The key to understanding the next decade will be to understand that the international system is in massive disequilibrium. One power-the United States--has an overwhelming economic and political advantage. Ordinarily, it would be in the interest of such a power to impose a Pax on the world. However, because of geography-the location and size of the United States--the costs of imposing such a pax substantially outweigh the benefits. Any given intervention in Eurasia carries with it a higher cost than the benefits. The only exception to this might be interventions in the Persian Gulf, where the economics of oil occasionally make intervention beneficial.
This means that except in specialized situations like the Persian Gulf the world's leading power will lack the motivation to impose order. To be more precise, the short term costs of intervention are certain, as are the potential benefits. The long-term benefits of such interventions are substantially less clear, and therefore are unlikely to take place. The United States will rely increasingly on indigenous forces to create and maintain a balance of power. While political suasion might be used, military intervention will become more and more rare during this coming decade.
As a result, regional hegemons will emerge through Eurasia. Most will be contained by regional balances of power.
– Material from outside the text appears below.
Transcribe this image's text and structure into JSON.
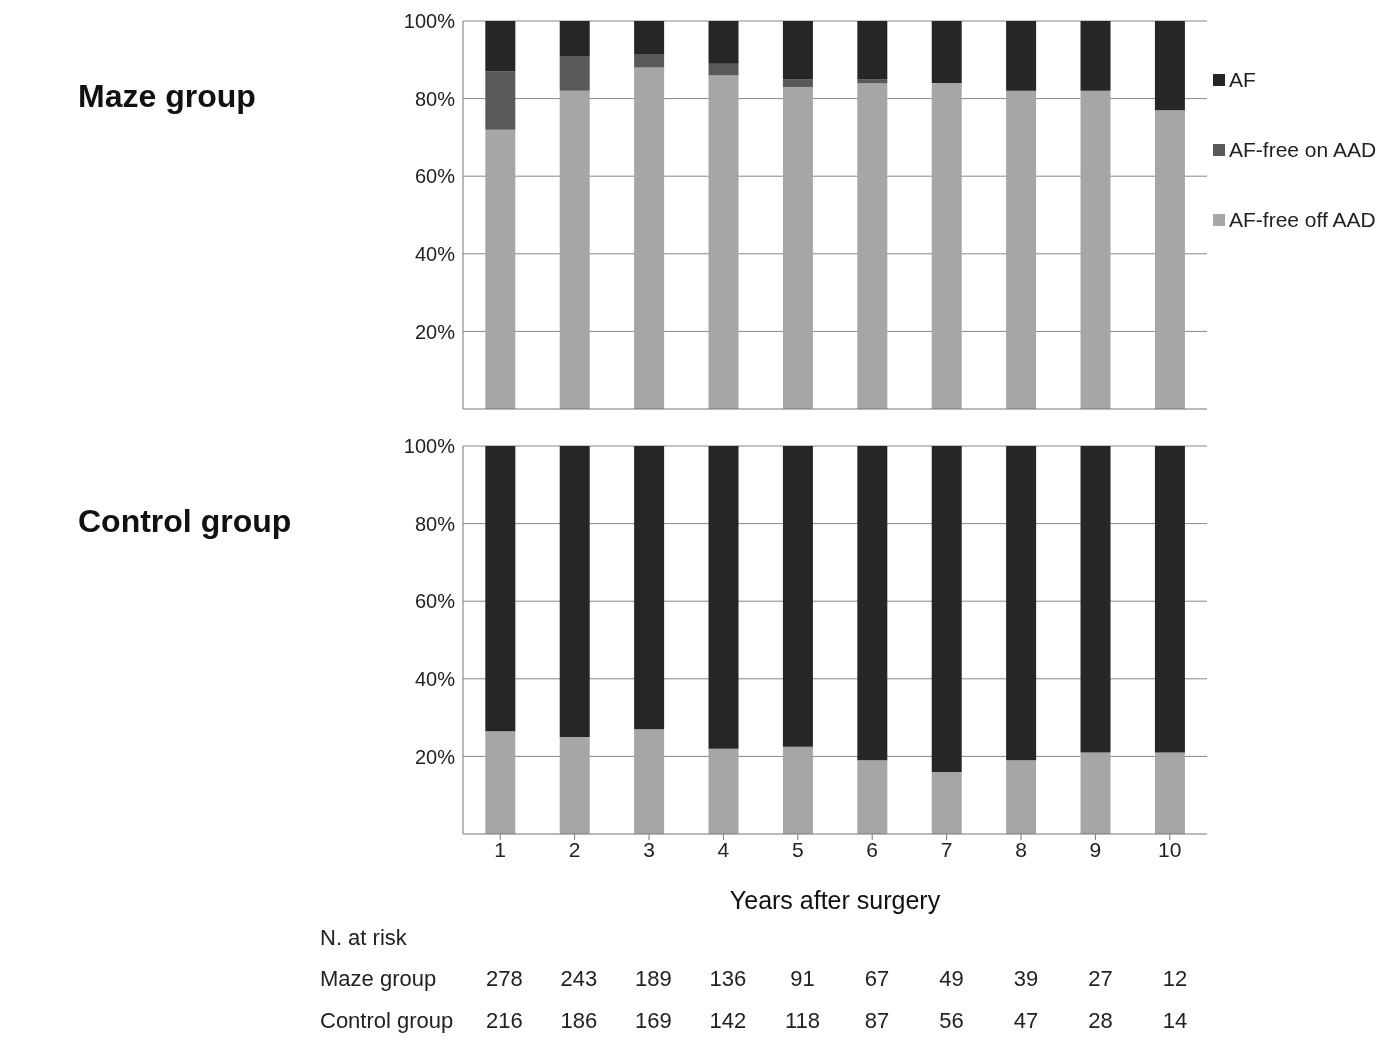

Russia, for example, will almost certainly reassert itself. However, constrained as it will be by forces within the former Soviet Union, as well as surrounding states such as Germany, Turkey and Japan, its ability to project power globally will be severely limited. Other regional hegemons--Germany, Turkey, Iran, India--will all be contained by regional forces.
The main exception to this will be Japan. Economically Japan is a global power; in politico-military terms, it is a regional power. Japan's global interests are dictated by imports of raw materials, and the need to assure them, and exports and the need to maintain them. The next decade will see persistent weakness in the Japanese economy and a continued emphasis on exports. China will be the focus of these exports. If, as we expect, China will disintegrate in the early part of the 1995-2005 decade, Japan will be seeking to export into a chaotic situation. The temptation to manipulate and control that chaos will be irresistible. Japan will return to the great game it abandoned in 1945. In due course, it will become a major player in the Western Pacific and elsewhere. At that point--toward the end of this period-the United States will seek to contain Japan, setting the stage for conflicts in the next decade.